Agha tampak menimbang-nimbang. "Soal apa?"
Prisa menggigit bibirnya. Tampak berpikir keras. "Eung....nanti ya kak? Gimana?"
Ia sedang mencari celah. Agha hanya mengangguk saja. Ia terbuka kalau ada yang memang ingin didiskusikan. Gadis itu tentu saja sangat senang lalu ia berjalan menuju toilet dengan wajah girangnya. Sementara Agha melangkah menuju Maira. Ya gadis itu memang tujuannya bukan?
Dan Della menyenggol lengan Ayu usai melihat kejadian itu. Kini keduanya saling berbisik.
"Lihai banget ya?"
"Udah biasa kayaknya."
"Cakep, men. Agha bakal nolak gak tuh?"
Ayu terkekeh. Ia tersenyum dengan sangat percaya diri. Kini tatapannya tentu beralih ke arah Agha yang duduk di dekat Maira dan entah apa yang mereka bicarakan. Yaa ia cemburu tapi sekali lagi, ini seperti sesuatu yang sudah biasa ia lihat. Dan lagi, ia semakin banyak memahami Agha. Maksudnya sikap Agha yang selalu berubah ketika ada Maira di sekitarnya. Sikap yang seolah agak menjaga sesuatu. Menjaga jarak dengan perempuan lain dan juga menjaga diri untuk menghormati Maira.
"Kalo menurut Manda sih, kak, lebih baik masing-masing panitia eksekusi program yang nyari dana untuk masing-masing program mereka. Ya kayak yang tahun-tahun sebelumnya. Kita cukup fokus pada beberapa program inti yang memang hanya BEM yang laksanain dan gak bisa dilempar ke tender. Kecuali kalau gak ada yang bersedia untuk jadi tim eksekutor program itu. Baru kita turun tangan. Tapi Manda juga setuju sih kalau kita juga persiapkan dana secara maksimal dari sekarang."

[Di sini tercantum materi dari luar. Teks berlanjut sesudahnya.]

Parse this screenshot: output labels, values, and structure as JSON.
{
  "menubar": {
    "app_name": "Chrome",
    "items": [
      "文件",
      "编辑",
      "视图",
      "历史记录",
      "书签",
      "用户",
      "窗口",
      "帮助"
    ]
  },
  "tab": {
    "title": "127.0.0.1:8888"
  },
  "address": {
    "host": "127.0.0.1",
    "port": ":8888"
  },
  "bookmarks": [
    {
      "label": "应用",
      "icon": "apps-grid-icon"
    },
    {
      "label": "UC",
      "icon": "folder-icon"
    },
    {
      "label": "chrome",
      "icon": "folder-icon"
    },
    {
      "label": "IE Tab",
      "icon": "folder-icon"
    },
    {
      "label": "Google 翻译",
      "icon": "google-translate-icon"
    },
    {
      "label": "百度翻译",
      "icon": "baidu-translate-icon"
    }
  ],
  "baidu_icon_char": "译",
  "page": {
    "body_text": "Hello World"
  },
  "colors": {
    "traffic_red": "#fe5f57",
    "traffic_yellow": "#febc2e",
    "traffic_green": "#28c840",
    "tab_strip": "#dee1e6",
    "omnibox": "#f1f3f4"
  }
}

Agha mengangguk-angguk begitu juga dengan Maira. Mereka saling berbagi ide untuk mengeksekusi persoalan dana BEM. Kucuran dana dari kampus tentu saja ada. Namun mereka perlu memperhitungkannya karena dana itu akan sangat lana baru bisa cair.
"Gitu amat lihatnya," ledek Bani. Ia bahkan baru saja beranjak dari Maira dan bergabung dengan Bani dan Indra. Pasalnya, mata Agha memang tak bisa berpaling sedikit pun dari Maira dan perasaan ini semakin mengkhawatirkannya.
"Cakep iya. Walau banyak juga yang cakep di sini. Pinter iya. Di sini juga banyak yang pinter. Ramah? Banyak juga yang ramah."
Agha terkekeh. Memang benar. Ada banyak yang seperti itu tapi yang bisa mencuri hatinya? Hanya Maira yang bisa melakukan itu. Dan ini semakin menhkhawatirkannya.